Background
The search for neuroimaging biomarkers of alcohol use disorder (AUD) has primarily been restricted to significance testing in small datasets of low diversity. To identify neurobiological markers beyond individual differences, it may be useful to develop classification models for AUD. The ever-increasing quantity of neuroimaging data demands methods that are robust to the complexities of multi-site designs and are generalizable to data from new scanners.
Methods
This study represents a mega-analysis of previously published datasets from 2,034 AUD and comparison participants spanning 27 sites, coordinated by the ENIGMA Addiction Working Group. Data were grouped into a training set including 1,652 participants (692 AUD, 24 sites), and test set with 382 participants (146 AUD, 3 sites).
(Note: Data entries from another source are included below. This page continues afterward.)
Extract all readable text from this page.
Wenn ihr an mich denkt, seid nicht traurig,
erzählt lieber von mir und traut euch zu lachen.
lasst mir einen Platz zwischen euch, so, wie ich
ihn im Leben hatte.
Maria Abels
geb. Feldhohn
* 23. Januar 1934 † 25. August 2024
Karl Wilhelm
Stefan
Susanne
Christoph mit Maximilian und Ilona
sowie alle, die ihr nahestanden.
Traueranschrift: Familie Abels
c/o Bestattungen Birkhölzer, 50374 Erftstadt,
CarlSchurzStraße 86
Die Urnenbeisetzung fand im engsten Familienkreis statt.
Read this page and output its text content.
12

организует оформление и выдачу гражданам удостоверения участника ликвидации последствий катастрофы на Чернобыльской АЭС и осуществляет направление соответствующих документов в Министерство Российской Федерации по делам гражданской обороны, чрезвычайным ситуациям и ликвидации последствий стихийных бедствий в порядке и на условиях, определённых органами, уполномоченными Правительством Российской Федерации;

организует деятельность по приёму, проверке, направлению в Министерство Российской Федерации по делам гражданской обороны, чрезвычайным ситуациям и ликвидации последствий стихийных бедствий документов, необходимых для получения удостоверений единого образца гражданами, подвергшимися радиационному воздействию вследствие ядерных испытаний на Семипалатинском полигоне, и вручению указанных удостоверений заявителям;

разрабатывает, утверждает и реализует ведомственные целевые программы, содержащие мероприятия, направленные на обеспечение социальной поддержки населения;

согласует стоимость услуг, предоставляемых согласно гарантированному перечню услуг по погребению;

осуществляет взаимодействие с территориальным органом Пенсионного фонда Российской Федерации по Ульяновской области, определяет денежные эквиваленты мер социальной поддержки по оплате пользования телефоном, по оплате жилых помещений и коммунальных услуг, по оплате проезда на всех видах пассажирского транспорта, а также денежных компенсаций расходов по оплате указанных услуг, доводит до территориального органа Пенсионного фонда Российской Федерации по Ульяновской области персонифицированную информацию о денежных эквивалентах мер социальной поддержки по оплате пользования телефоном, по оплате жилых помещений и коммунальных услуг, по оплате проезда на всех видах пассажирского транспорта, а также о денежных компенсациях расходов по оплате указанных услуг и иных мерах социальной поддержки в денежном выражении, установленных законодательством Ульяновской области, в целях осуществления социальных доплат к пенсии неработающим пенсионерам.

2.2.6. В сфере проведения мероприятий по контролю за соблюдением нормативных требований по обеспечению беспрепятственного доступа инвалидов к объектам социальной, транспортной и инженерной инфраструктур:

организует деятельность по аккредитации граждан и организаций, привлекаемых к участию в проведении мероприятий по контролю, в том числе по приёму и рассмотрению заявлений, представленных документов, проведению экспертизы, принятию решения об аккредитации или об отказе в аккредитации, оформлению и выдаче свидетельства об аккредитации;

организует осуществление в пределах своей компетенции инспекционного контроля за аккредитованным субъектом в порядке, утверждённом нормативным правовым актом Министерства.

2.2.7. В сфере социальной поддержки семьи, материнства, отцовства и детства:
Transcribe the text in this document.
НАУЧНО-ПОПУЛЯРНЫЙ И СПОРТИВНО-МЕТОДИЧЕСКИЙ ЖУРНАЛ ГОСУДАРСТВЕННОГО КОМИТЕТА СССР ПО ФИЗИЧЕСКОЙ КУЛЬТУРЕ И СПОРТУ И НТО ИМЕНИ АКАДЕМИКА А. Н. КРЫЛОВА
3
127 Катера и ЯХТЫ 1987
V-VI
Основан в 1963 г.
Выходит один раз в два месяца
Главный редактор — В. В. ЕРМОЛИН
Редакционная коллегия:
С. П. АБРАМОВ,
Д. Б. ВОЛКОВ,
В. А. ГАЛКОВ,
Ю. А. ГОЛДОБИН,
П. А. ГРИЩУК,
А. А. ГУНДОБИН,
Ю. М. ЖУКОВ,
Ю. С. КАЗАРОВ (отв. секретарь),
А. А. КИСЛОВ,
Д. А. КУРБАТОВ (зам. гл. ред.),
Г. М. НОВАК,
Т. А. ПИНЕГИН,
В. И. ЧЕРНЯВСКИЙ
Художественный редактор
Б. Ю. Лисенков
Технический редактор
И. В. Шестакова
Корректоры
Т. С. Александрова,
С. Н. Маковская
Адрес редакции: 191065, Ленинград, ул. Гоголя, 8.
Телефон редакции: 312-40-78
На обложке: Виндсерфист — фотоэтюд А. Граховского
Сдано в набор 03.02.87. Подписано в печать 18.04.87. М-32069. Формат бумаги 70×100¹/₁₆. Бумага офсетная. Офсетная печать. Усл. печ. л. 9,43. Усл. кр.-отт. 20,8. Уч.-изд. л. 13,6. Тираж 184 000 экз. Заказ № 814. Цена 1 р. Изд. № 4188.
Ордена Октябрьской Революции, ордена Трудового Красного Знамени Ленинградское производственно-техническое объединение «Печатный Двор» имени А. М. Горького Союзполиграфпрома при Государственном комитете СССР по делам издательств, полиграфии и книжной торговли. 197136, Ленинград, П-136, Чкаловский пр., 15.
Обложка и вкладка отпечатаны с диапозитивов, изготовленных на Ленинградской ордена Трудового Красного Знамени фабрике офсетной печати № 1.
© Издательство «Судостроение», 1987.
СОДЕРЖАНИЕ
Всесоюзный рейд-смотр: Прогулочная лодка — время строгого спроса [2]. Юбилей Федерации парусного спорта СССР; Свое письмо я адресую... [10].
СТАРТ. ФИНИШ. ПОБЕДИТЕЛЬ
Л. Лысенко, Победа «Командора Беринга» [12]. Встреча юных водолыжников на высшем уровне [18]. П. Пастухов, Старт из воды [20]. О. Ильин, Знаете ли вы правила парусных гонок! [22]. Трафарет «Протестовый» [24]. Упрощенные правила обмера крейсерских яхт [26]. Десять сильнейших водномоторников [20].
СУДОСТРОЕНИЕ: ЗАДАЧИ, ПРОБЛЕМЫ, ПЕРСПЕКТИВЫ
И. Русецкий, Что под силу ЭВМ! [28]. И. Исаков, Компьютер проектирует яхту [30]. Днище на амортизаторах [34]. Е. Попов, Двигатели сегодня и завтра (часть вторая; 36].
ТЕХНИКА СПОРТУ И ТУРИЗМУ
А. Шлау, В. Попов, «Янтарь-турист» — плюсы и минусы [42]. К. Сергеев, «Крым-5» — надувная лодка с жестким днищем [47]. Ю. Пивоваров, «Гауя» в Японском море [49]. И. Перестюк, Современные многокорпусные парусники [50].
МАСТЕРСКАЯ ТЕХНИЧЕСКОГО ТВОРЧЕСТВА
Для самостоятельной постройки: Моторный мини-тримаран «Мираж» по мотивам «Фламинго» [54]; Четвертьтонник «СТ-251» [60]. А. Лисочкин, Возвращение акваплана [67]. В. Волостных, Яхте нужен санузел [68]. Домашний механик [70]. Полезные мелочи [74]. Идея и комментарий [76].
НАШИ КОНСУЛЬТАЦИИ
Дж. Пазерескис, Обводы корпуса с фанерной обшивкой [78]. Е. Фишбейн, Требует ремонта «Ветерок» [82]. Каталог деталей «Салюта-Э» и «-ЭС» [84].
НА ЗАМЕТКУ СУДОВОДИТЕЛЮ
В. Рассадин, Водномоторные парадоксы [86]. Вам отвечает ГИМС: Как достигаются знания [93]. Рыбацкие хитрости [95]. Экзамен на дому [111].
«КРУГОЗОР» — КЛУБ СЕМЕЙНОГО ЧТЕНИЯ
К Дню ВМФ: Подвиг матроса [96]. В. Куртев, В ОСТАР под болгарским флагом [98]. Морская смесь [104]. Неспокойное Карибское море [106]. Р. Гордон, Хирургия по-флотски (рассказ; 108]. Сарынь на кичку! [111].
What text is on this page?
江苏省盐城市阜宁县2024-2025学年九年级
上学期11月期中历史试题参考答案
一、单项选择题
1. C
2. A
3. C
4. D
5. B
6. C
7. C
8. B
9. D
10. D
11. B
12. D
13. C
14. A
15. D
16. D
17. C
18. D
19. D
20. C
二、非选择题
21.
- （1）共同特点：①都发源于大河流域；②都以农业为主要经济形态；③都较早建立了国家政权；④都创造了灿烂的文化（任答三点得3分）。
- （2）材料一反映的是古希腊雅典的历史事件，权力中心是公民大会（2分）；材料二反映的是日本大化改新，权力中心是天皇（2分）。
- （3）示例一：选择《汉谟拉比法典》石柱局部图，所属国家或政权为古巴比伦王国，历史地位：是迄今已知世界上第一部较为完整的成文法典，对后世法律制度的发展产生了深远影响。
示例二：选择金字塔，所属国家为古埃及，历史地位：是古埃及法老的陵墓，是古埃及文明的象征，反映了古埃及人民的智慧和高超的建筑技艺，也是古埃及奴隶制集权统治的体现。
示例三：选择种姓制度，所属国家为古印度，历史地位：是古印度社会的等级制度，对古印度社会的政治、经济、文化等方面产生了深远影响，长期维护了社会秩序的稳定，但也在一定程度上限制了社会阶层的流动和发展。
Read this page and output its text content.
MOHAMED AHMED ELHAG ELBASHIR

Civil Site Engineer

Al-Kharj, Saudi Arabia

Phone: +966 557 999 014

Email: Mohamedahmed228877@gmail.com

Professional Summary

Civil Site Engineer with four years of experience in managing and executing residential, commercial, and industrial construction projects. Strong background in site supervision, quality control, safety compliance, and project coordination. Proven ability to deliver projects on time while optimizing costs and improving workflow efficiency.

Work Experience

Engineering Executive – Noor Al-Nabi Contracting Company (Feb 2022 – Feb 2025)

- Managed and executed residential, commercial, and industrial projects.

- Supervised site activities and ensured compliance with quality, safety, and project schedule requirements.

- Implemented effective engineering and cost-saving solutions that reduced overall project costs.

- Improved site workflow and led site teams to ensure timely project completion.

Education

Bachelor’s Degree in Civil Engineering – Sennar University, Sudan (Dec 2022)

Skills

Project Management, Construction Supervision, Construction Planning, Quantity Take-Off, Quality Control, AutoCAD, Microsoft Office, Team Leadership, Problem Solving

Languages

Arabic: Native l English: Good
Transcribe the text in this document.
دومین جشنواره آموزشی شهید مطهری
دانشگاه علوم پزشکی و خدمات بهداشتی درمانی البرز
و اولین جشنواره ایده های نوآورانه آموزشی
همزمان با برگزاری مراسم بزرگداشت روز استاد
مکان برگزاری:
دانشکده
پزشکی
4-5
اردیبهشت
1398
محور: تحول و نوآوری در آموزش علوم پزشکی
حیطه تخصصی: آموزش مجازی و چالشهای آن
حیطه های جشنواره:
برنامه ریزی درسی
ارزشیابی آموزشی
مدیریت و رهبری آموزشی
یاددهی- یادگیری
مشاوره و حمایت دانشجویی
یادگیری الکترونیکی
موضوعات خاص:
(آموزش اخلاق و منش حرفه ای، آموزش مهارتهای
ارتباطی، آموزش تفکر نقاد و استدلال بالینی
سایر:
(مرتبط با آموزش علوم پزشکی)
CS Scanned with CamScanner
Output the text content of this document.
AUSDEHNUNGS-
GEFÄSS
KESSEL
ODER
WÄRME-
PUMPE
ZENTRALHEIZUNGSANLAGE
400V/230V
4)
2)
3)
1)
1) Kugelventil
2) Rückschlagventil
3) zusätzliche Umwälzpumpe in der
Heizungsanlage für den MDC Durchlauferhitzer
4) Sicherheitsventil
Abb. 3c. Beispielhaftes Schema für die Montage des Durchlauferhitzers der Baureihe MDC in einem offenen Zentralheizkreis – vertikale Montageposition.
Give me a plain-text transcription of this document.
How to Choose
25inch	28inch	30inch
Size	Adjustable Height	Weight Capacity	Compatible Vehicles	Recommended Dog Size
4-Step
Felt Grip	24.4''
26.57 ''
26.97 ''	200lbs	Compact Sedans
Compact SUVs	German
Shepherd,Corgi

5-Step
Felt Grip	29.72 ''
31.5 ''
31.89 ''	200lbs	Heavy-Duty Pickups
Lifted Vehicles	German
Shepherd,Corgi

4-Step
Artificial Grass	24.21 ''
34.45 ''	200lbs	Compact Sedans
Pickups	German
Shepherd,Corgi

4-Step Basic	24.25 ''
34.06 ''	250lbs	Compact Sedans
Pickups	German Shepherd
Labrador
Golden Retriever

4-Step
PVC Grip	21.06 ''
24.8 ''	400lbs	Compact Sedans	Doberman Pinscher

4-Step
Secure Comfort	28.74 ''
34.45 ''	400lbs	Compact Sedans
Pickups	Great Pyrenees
A battery of machine learning classifiers was evaluated using repeated random cross-validation (CV) and leave-site-out CV. Area under the receiver operating characteristic curve (AUC) was our base metric of performance.
Results
Multi-objective evolutionary search was conducted to identify sparse, generalizable, and high performing subsets of brain measurements. Cortical thickness in the left superior frontal gyrus and right lateral orbitofrontal cortex, cortical surface area in the right transverse temporal gyrus, and left putamen volume, appeared most frequently across searches. Restricting a regularized logistic regression model to these four features yielded a test-set AUC of .768.
Conclusions
Developing classification models on multi-site data with varied underlying class distributions poses unique challenges. Supplementing datasets with controls from new sites and performing feature selection increases generalizability. Four features identified by evolutionary search may serve as specific biomarkers for individuals with current AUD.